Scientists who are studying fertility in birds often use sperm length as an indicator of reproductive success. In birds, sperm length is a measure of how well the sperm can swim, and therefore their chance of success.
However, when collecting sperm, researchers often use a combination of different methods. Now, scientists at Imperial College London, the Max Planck Institute for Ornithology, Germany and the University of Linköping, Sweden have found different methods preferentially produce different lengths of house sparrow sperm.
This could potentially affect the outcomes of fertility studies. The results are published today in PLOS ONE.
The research team at Imperial College London, led by Dr Julia Schroeder, studies both a captive population of house sparrows and wild sparrows on the island of Lundy in the Bristol Channel. They look at questions of social behaviour and genetics, such as why sparrows 'cheat' on their partners.
To reach their conclusions, they often look at fertility, for example when trying to answer why females cheat with older males, who may be less fertile but more genetically 'fit'.
Lead author of the new study Antje Girndt, from the Department of Life Sciences at Imperial and the Max Planck Institute for Ornithology, investigates how fertility changes with age.
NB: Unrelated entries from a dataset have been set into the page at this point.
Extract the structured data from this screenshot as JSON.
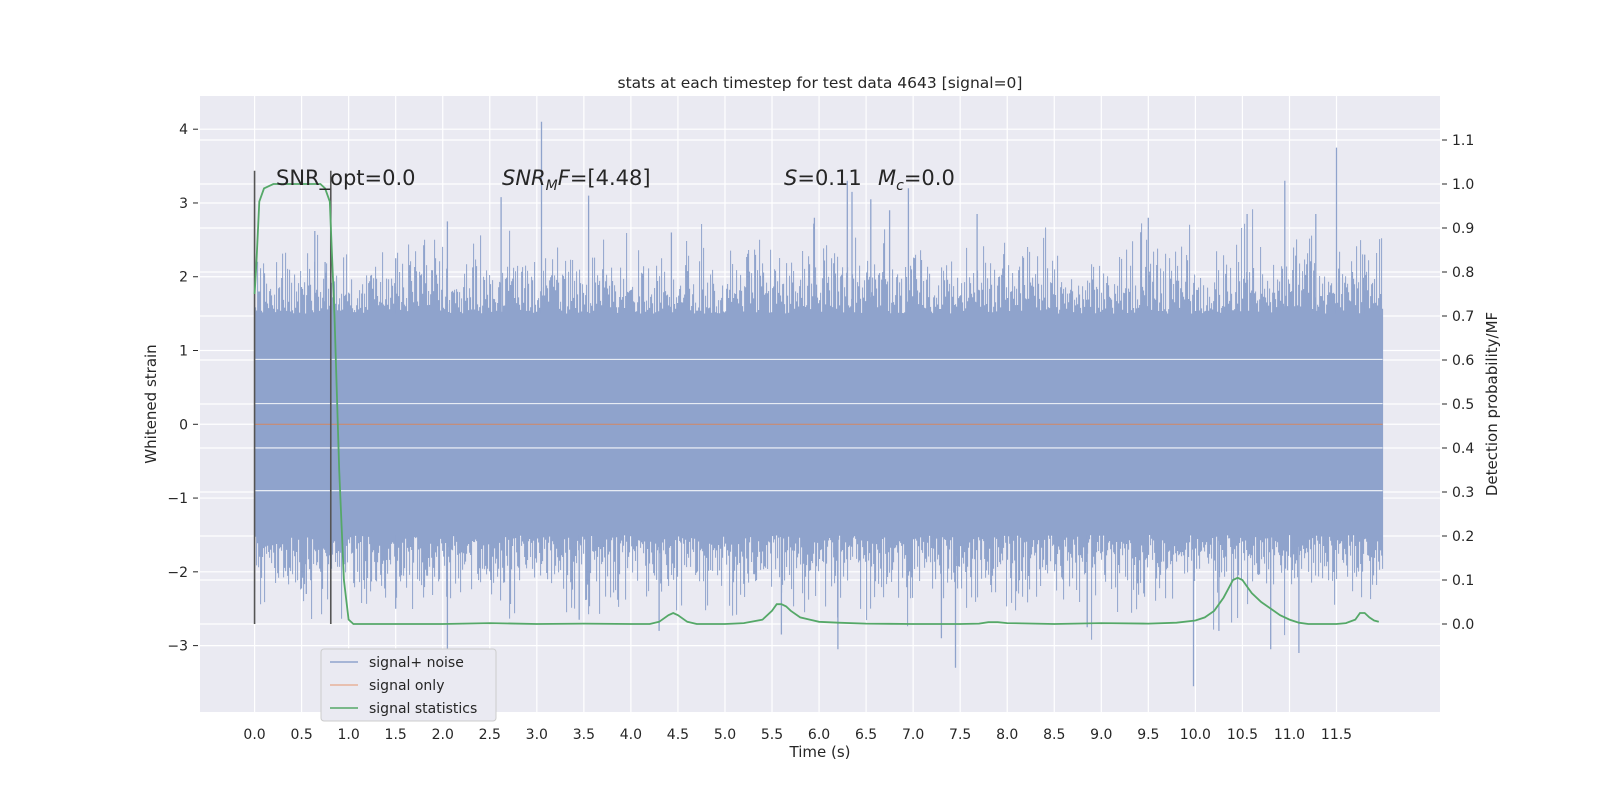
{
  "chart_data": {
    "type": "line",
    "title": "stats at each timestep for test data 4643 [signal=0]",
    "xlabel": "Time (s)",
    "ylabel": "Whitened strain",
    "ylabel_right": "Detection probability/MF",
    "xlim": [
      -0.58,
      12.6
    ],
    "ylim": [
      -3.9,
      4.45
    ],
    "ylim_right": [
      -0.2,
      1.2
    ],
    "x_ticks": [
      "0.0",
      "0.5",
      "1.0",
      "1.5",
      "2.0",
      "2.5",
      "3.0",
      "3.5",
      "4.0",
      "4.5",
      "5.0",
      "5.5",
      "6.0",
      "6.5",
      "7.0",
      "7.5",
      "8.0",
      "8.5",
      "9.0",
      "9.5",
      "10.0",
      "10.5",
      "11.0",
      "11.5"
    ],
    "y_ticks": [
      "−3",
      "−2",
      "−1",
      "0",
      "1",
      "2",
      "3",
      "4"
    ],
    "y_ticks_right": [
      "0.0",
      "0.1",
      "0.2",
      "0.3",
      "0.4",
      "0.5",
      "0.6",
      "0.7",
      "0.8",
      "0.9",
      "1.0",
      "1.1"
    ],
    "grid": true,
    "legend_position": "lower-left",
    "annotations": {
      "snr_opt": "SNR_opt=0.0",
      "snr_mf_prefix": "SNR",
      "snr_mf_sub": "M",
      "snr_mf_suffix": "F=[4.48]",
      "s_label": "S",
      "s_value": "=0.11",
      "mc_label": "M",
      "mc_sub": "c",
      "mc_value": "=0.0"
    },
    "series": [
      {
        "name": "signal+ noise",
        "color": "#8fa3cc",
        "kind": "noise",
        "x_range": [
          0.0,
          11.99
        ],
        "typical_amplitude": 1.5,
        "max_value": 4.1,
        "min_value": -3.55,
        "notable_peaks": [
          [
            0.64,
            2.62
          ],
          [
            0.75,
            2.2
          ],
          [
            1.5,
            2.25
          ],
          [
            2.05,
            2.75
          ],
          [
            2.62,
            3.08
          ],
          [
            3.05,
            4.1
          ],
          [
            3.55,
            3.1
          ],
          [
            4.43,
            2.6
          ],
          [
            5.95,
            2.8
          ],
          [
            6.3,
            3.3
          ],
          [
            6.35,
            3.15
          ],
          [
            6.55,
            3.05
          ],
          [
            6.75,
            2.9
          ],
          [
            6.95,
            3.2
          ],
          [
            7.68,
            2.85
          ],
          [
            9.5,
            2.8
          ],
          [
            10.55,
            2.85
          ],
          [
            10.95,
            3.3
          ],
          [
            11.28,
            2.85
          ],
          [
            11.5,
            3.75
          ],
          [
            11.8,
            2.3
          ]
        ],
        "notable_troughs": [
          [
            0.55,
            -2.3
          ],
          [
            1.5,
            -2.5
          ],
          [
            2.05,
            -3.1
          ],
          [
            3.45,
            -2.65
          ],
          [
            4.3,
            -2.8
          ],
          [
            5.6,
            -2.85
          ],
          [
            6.2,
            -3.05
          ],
          [
            7.3,
            -2.9
          ],
          [
            7.45,
            -3.3
          ],
          [
            8.85,
            -2.75
          ],
          [
            9.98,
            -3.55
          ],
          [
            10.25,
            -2.8
          ],
          [
            10.8,
            -3.05
          ],
          [
            11.1,
            -3.1
          ]
        ]
      },
      {
        "name": "signal only",
        "color": "#dd8452",
        "x": [
          0.0,
          11.99
        ],
        "y": [
          0.0,
          0.0
        ]
      },
      {
        "name": "signal statistics",
        "color": "#55a868",
        "axis": "right",
        "x": [
          0.0,
          0.02,
          0.05,
          0.1,
          0.15,
          0.2,
          0.3,
          0.4,
          0.5,
          0.6,
          0.65,
          0.7,
          0.75,
          0.8,
          0.85,
          0.9,
          0.95,
          1.0,
          1.05,
          1.1,
          1.2,
          1.5,
          2.0,
          2.5,
          3.0,
          3.5,
          4.0,
          4.2,
          4.3,
          4.4,
          4.45,
          4.5,
          4.6,
          4.7,
          4.8,
          5.0,
          5.2,
          5.4,
          5.5,
          5.55,
          5.6,
          5.65,
          5.7,
          5.8,
          5.9,
          6.0,
          6.2,
          6.5,
          7.0,
          7.5,
          7.7,
          7.8,
          7.9,
          8.0,
          8.5,
          9.0,
          9.5,
          9.8,
          10.0,
          10.1,
          10.2,
          10.3,
          10.35,
          10.4,
          10.45,
          10.5,
          10.55,
          10.6,
          10.7,
          10.8,
          10.9,
          11.0,
          11.1,
          11.2,
          11.4,
          11.5,
          11.6,
          11.7,
          11.75,
          11.8,
          11.85,
          11.9,
          11.95
        ],
        "y": [
          0.75,
          0.82,
          0.96,
          0.99,
          0.995,
          1.0,
          1.0,
          1.0,
          1.0,
          1.0,
          1.0,
          1.0,
          0.99,
          0.96,
          0.7,
          0.35,
          0.1,
          0.01,
          0.0,
          0.0,
          0.0,
          0.0,
          0.0,
          0.002,
          0.0,
          0.001,
          0.0,
          0.0,
          0.005,
          0.02,
          0.025,
          0.02,
          0.005,
          0.0,
          0.0,
          0.0,
          0.002,
          0.01,
          0.03,
          0.045,
          0.045,
          0.04,
          0.03,
          0.015,
          0.01,
          0.005,
          0.003,
          0.001,
          0.0,
          0.0,
          0.001,
          0.004,
          0.004,
          0.002,
          0.0,
          0.002,
          0.001,
          0.003,
          0.008,
          0.015,
          0.03,
          0.06,
          0.08,
          0.1,
          0.105,
          0.1,
          0.085,
          0.07,
          0.05,
          0.035,
          0.02,
          0.01,
          0.003,
          0.0,
          0.0,
          0.0,
          0.002,
          0.01,
          0.025,
          0.025,
          0.015,
          0.008,
          0.005
        ]
      }
    ],
    "vertical_lines": [
      {
        "x": 0.0,
        "color": "#555555"
      },
      {
        "x": 0.81,
        "color": "#555555"
      }
    ]
  }
}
She said: "The size of the difference in average sperm length between sampling techniques is large enough to affect the outcome of analyses based on mixed methods.
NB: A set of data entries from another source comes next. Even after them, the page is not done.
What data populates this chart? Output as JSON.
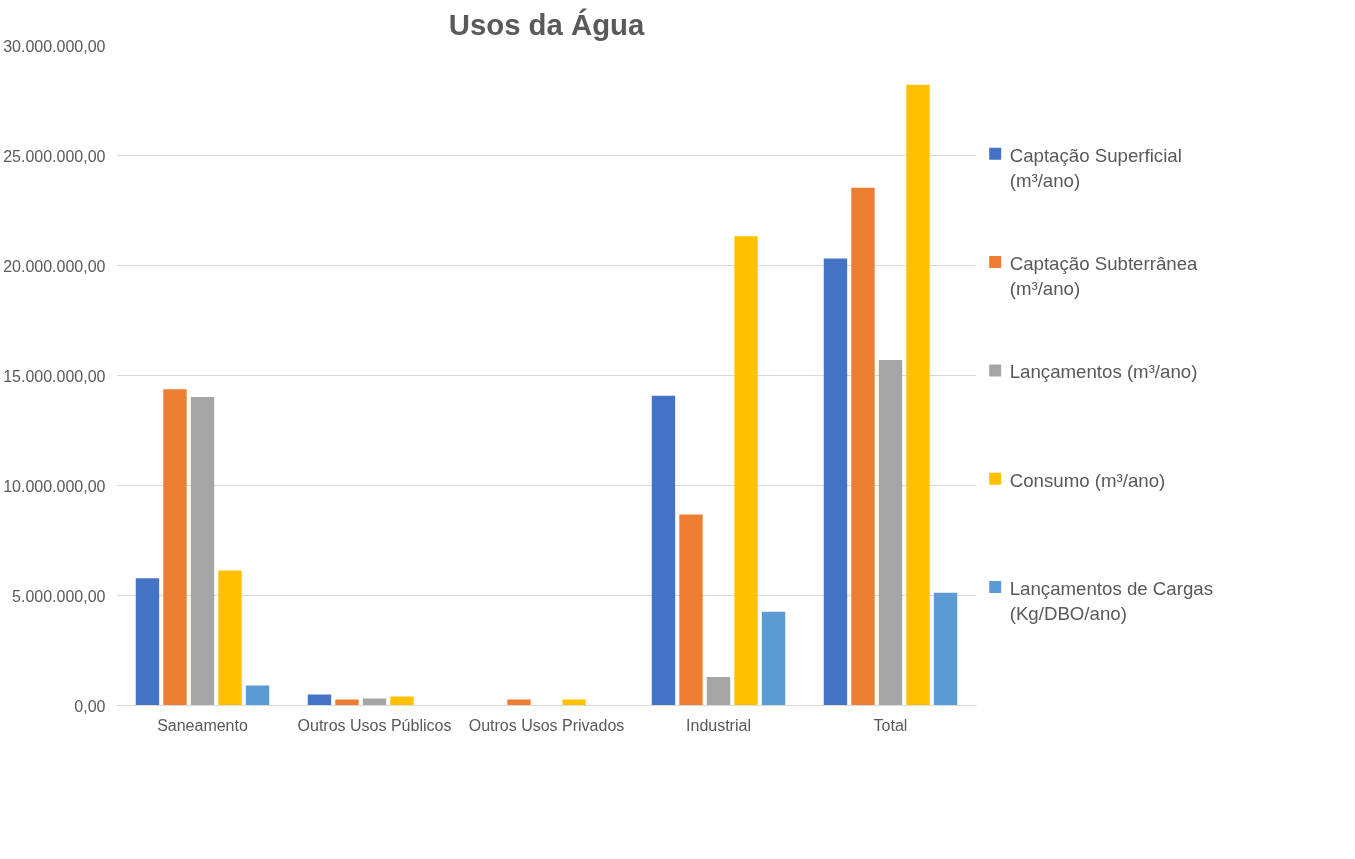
{
  "chart_data": {
    "type": "bar",
    "title": "Usos da Água",
    "categories": [
      "Saneamento",
      "Outros Usos Públicos",
      "Outros Usos Privados",
      "Industrial",
      "Total"
    ],
    "series": [
      {
        "name": "Captação Superficial (m³/ano)",
        "color": "#4472c4",
        "values": [
          5780000,
          500000,
          0,
          14080000,
          20320000
        ]
      },
      {
        "name": "Captação Subterrânea (m³/ano)",
        "color": "#ed7d31",
        "values": [
          14380000,
          270000,
          270000,
          8680000,
          23530000
        ]
      },
      {
        "name": "Lançamentos (m³/ano)",
        "color": "#a5a5a5",
        "values": [
          14020000,
          320000,
          0,
          1300000,
          15700000
        ]
      },
      {
        "name": "Consumo (m³/ano)",
        "color": "#ffc000",
        "values": [
          6140000,
          410000,
          270000,
          21330000,
          28220000
        ]
      },
      {
        "name": "Lançamentos de Cargas  (Kg/DBO/ano)",
        "color": "#5b9bd5",
        "values": [
          910000,
          0,
          0,
          4260000,
          5120000
        ]
      }
    ],
    "ylim": [
      0,
      30000000
    ],
    "yticks": [
      {
        "value": 0,
        "label": "0,00"
      },
      {
        "value": 5000000,
        "label": "5.000.000,00"
      },
      {
        "value": 10000000,
        "label": "10.000.000,00"
      },
      {
        "value": 15000000,
        "label": "15.000.000,00"
      },
      {
        "value": 20000000,
        "label": "20.000.000,00"
      },
      {
        "value": 25000000,
        "label": "25.000.000,00"
      },
      {
        "value": 30000000,
        "label": "30.000.000,00"
      }
    ],
    "grid": "y",
    "legend": "right"
  }
}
"We would recommend avoiding mixing methods, or if that is not possible, then accounting for the differences when interrogating the data."
Ms Girndt and colleagues tested three commonly used methods for collecting bird sperm: sampling faeces, female decoy and abdominal massage.
Reproductively active male birds lose sperm every time they defecate, just as human males can when they urinate, so collecting samples of faeces is a relatively simple method. However, this produced on average the shortest sperm in the study.
Ms Girndt believes there may be several reasons for this: "It could be that the sperm is not yet mature – the structure looks mature, but it may not have finished growing yet.
"Alternatively, it could be the poorest quality sperm. Sparrows have a short breeding season, and they replenish their stock overnight. This means they always need to have room for the best sperm."
Previously, researchers have had success in using a dummy female when collecting sperm from zebra finches, which best represents a 'natural' situation, but it did not work so well with house sparrows. In this study, which involved placing a 'presenting' stuffed female on a perch with a male, the team failed to get enough samples for a proper comparison.
The third method is abdominal massage, which involves gently squeezing a swelling called the 'cloacal protuberance', whose main function is thought to be sperm storage and maturation. This method produced longer, potentially more mature sperm than the faeces.
Ms Girndt hopes the results of the study will help inform her and her colleagues' own fertility work, as well as that of other researchers. She said: "In the past I have found that even changing the type of microscope I use affects the results of a study, so making sure we are as consistent as possible in our own methods is crucial."